A medida pode ser estendida para outros estados, de acordo com ele. “Tenho conhecimento de diversos estados que recepcionaram muito bem [a decisão]. É natural que cada corregedoria possa editar o mesmo provimento.”
Quem ficaria feliz com a extensão da mudança é a cabeleireira Cleusa da Cruz, 51. A história dela viralizou em redes sociais com memes nos últimos dias porque há 25 anos ela tenta se divorciar do ex-marido. Apesar de eles estarem separados de fato, ele não concorda com o divórcio. Um post em que ela dizia que iria de “mala e cuia” para a casa dele se ele não assinasse o documento foi compartilhado mais de 100 mil vezes e teve mais de 400 mil comentários.

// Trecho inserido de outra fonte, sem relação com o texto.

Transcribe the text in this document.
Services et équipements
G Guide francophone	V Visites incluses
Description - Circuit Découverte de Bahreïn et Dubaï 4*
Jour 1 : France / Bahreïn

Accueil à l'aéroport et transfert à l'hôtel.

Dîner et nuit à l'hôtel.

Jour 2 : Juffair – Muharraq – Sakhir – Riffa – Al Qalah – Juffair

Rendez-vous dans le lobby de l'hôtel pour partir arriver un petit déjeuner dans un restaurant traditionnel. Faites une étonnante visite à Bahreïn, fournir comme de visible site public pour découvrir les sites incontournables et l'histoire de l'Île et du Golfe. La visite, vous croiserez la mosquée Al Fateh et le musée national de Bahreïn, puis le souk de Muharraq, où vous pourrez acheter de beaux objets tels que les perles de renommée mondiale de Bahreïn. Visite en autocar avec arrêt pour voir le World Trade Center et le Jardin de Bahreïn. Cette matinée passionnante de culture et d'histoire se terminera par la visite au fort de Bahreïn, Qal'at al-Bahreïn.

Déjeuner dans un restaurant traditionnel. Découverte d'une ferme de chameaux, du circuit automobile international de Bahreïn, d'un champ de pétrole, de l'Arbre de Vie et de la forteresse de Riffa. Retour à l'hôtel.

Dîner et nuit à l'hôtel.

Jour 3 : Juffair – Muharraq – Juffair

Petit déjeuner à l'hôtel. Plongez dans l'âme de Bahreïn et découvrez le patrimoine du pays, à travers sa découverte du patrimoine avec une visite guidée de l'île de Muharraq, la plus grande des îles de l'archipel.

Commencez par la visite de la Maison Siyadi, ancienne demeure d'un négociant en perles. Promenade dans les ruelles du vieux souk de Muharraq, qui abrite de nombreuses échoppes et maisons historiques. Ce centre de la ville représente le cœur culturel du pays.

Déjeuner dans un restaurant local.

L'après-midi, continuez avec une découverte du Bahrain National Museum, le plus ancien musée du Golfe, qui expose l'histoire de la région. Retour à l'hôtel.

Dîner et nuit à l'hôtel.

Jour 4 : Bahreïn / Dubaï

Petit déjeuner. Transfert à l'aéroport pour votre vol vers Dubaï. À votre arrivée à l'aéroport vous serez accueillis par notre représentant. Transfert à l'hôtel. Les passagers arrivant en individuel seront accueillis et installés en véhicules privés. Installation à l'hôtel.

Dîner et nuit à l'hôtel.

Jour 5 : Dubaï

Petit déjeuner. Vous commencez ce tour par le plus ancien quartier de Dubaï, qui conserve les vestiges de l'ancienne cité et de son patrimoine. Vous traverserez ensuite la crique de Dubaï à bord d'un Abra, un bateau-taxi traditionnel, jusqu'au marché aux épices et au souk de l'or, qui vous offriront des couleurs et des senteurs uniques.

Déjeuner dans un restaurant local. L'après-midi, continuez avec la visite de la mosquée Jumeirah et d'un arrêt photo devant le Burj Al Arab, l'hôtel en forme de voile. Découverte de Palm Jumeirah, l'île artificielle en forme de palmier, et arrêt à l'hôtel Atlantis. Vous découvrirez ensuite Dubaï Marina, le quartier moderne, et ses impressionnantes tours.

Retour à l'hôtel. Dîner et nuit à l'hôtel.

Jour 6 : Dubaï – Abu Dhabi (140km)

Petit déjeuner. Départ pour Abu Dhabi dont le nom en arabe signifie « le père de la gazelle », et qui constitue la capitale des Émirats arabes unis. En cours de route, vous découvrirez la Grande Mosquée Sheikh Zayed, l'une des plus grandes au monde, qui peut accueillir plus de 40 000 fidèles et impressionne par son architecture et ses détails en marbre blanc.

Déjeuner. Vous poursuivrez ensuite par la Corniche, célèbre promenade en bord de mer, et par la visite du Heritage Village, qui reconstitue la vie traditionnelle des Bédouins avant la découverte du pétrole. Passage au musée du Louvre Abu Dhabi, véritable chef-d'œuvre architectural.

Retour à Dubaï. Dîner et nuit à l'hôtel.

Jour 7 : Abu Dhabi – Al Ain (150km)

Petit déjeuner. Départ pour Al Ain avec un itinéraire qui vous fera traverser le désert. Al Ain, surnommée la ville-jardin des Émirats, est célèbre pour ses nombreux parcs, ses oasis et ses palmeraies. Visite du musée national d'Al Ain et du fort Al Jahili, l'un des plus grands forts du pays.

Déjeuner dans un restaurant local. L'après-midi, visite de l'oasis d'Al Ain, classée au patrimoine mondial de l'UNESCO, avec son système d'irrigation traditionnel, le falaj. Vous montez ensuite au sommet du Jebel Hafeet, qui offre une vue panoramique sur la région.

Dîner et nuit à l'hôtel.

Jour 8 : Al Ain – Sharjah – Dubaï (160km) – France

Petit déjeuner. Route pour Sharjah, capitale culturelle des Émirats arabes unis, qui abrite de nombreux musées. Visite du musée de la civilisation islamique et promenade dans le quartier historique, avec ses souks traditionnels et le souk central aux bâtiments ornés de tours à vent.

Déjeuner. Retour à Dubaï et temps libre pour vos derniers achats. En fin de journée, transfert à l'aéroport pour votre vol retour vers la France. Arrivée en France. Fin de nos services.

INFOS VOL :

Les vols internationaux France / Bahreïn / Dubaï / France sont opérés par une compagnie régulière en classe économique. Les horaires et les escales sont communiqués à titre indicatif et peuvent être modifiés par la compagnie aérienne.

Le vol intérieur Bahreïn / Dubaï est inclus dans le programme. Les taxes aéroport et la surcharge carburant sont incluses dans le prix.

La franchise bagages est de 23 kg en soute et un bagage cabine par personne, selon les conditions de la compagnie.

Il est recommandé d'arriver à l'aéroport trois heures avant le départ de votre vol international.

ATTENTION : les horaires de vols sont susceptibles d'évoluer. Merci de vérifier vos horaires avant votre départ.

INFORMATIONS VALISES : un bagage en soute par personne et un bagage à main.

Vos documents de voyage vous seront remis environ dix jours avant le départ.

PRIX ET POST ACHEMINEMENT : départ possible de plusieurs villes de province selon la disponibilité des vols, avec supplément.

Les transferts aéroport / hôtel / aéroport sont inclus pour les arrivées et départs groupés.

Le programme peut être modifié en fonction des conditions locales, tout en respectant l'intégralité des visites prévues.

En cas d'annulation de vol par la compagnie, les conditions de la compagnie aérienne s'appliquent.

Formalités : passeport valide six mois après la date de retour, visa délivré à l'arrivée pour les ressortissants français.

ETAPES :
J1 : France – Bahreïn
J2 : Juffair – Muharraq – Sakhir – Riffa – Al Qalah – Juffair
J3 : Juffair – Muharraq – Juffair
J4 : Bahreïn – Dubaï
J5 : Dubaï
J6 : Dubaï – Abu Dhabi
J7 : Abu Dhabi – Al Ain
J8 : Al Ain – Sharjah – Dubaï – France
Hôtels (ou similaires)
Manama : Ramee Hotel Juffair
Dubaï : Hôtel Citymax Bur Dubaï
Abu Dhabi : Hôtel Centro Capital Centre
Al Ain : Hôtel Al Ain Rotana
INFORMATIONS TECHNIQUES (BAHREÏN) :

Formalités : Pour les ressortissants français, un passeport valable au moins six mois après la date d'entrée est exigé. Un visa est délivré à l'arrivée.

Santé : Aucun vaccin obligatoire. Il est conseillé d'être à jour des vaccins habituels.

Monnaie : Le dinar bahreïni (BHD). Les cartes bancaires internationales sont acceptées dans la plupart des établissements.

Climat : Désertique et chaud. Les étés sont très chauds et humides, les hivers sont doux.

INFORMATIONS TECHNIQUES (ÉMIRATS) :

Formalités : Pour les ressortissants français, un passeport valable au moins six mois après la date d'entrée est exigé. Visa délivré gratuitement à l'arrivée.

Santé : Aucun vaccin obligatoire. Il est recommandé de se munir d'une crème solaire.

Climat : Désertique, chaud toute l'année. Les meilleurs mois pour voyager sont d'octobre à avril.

“Agora fiquei com inveja das pernambucanas”, diz a cabeleireira, que mora no Rio de Janeiro. Ela vinha tentando a via extrajudicial: por três vezes contratou advogado, preparou os papéis e no dia marcado o ex não comparecia ou chegava e ia embora sem assinar.

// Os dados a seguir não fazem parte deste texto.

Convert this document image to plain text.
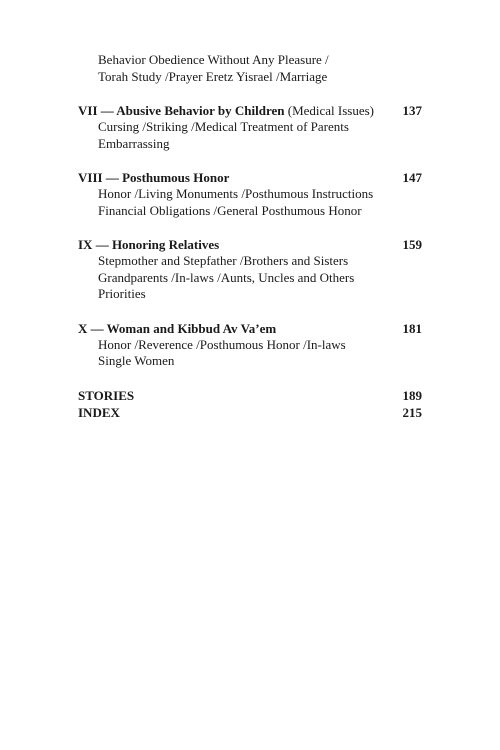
Behavior Obedience Without Any Pleasure /
Torah Study /Prayer Eretz Yisrael /Marriage
VII — Abusive Behavior by Children (Medical Issues) 137
Cursing /Striking /Medical Treatment of Parents
Embarrassing
VIII — Posthumous Honor	147
Honor /Living Monuments /Posthumous Instructions
Financial Obligations /General Posthumous Honor
IX — Honoring Relatives	159
Stepmother and Stepfather /Brothers and Sisters
Grandparents /In-laws /Aunts, Uncles and Others
Priorities
X — Woman and Kibbud Av Va’em	181
Honor /Reverence /Posthumous Honor /In-laws
Single Women
STORIES	189
INDEX	215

Em 2012, ela estava de casamento marcado com o atual namorado, mas não pode assinar os papéis oficializando a união porque o ex não efetivou o divórcio. Restou “casar”, então, com a benção do pastor, festa e bolo. “Isso [a regulamentação do divórcio unilateral] vai ajudar muito as pessoas. É um direito meu, não sou obrigada a ficar com o nome dele”, diz Cleusa.

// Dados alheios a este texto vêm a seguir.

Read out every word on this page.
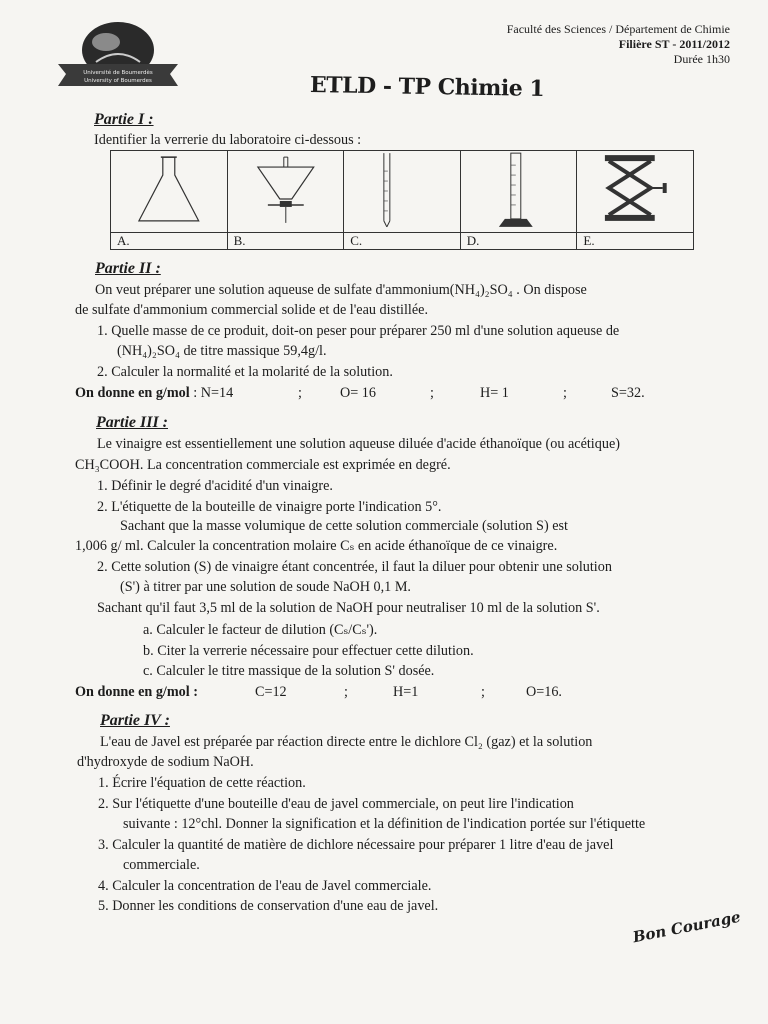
Université de Boumerdès
University of Boumerdes
Faculté des Sciences / Département de Chimie
Filière ST - 2011/2012
Durée 1h30
ETLD - TP Chimie 1
Partie I :
Identifier la verrerie du laboratoire ci-dessous :
A.	B.	C.	D.	E.
Partie II :
On veut préparer une solution aqueuse de sulfate d'ammonium(NH₄)₂SO₄ . On dispose
de sulfate d'ammonium commercial solide et de l'eau distillée.
1. Quelle masse de ce produit, doit-on peser pour préparer 250 ml d'une solution aqueuse de
(NH₄)₂SO₄ de titre massique 59,4g/l.
2. Calculer la normalité et la molarité de la solution.
On donne en g/mol : N=14	;	O= 16	;	H= 1	;	S=32.
Partie III :
Le vinaigre est essentiellement une solution aqueuse diluée d'acide éthanoïque (ou acétique)
CH₃COOH. La concentration commerciale est exprimée en degré.
1. Définir le degré d'acidité d'un vinaigre.
2. L'étiquette de la bouteille de vinaigre porte l'indication 5°.
Sachant que la masse volumique de cette solution commerciale (solution S) est
1,006 g/ ml. Calculer la concentration molaire Cₛ en acide éthanoïque de ce vinaigre.
2. Cette solution (S) de vinaigre étant concentrée, il faut la diluer pour obtenir une solution
(S') à titrer par une solution de soude NaOH 0,1 M.
Sachant qu'il faut 3,5 ml de la solution de NaOH pour neutraliser 10 ml de la solution S'.
a. Calculer le facteur de dilution (Cₛ/Cₛ').
b. Citer la verrerie nécessaire pour effectuer cette dilution.
c. Calculer le titre massique de la solution S' dosée.
On donne en g/mol :	C=12	;	H=1	;	O=16.
Partie IV :
L'eau de Javel est préparée par réaction directe entre le dichlore Cl₂ (gaz) et la solution
d'hydroxyde de sodium NaOH.
1. Écrire l'équation de cette réaction.
2. Sur l'étiquette d'une bouteille d'eau de javel commerciale, on peut lire l'indication
suivante : 12°chl. Donner la signification et la définition de l'indication portée sur l'étiquette
3. Calculer la quantité de matière de dichlore nécessaire pour préparer 1 litre d'eau de javel
commerciale.
4. Calculer la concentration de l'eau de Javel commerciale.
5. Donner les conditions de conservation d'une eau de javel.
Bon Courage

Mudança de nome A decisão de Pernambuco prevê também que a pessoa já solicite a retirada do sobrenome do cônjuge no requerimento de averbação do divórcio em cartório.
A população mais carente, que depende da defensoria para ações judiciais, e mulheres vítimas de violência, que precisam resolver de maneira mais rápida a separação, serão beneficiadas, na avaliação do corregedor-geral.
Pedidos adicionais mais complexos, como partilha de bens, pensão alimentícia e guarda dos filhos, que costumam vir junto com as solicitações de divórcio, continuarão sendo judicializados quando não houver acordo, mas estarão no foco da Justiça, porque o matrimônio em si já estará dissolvido.
A Associação Nacional dos Registradores de Pessoas Naturais (Arpen), representante dos cartórios, informou que o provimento está restrito a Pernambuco, “mas certamente, se estendido para todo o Brasil, a população e a sociedade em muito se beneficiarão”, segundo Anita Cavalcanti de Albuquerque Nunes, vice-presidente da associação.
Já o Conselho Federal do Colégio Notarial do Brasil, que representa os cartórios de notas, tem outro entendimento. “O divórcio por iniciativa unilateral sem intervenção do notário ou do poder Judiciário tende a gerar mais conflitos como, por exemplo, ações para anular o registro feito, especialmente porque não há previsão no Código Civil para essa modalidade”, afirma o vice-presidente, Filipe Andrade Lima Sá de Melo. A entidade vai pedir a intervenção do CNJ (Conselho Nacional de Justiça) para suspender a medida antes que outros estados cogitem adotá-la.
No novo modelo, assim como no divórcio consensual, ainda é necessário que um advogado ou defensor esteja presente no cartório para assinar o documento. Ao cartório de registros será pago o valor da averbação na certidão de casamento, que em Pernambuco custa R$ 66,36. Para fazer a escritura pública com a partilha dos bens e outras demandas patrimoniais o valor é de R$ 164,16.
Desde 2007, quando se permitiu a realização de divórcios extrajudiciais, foram feitos 13.549 atos em Pernambuco e 649.236 no Brasil.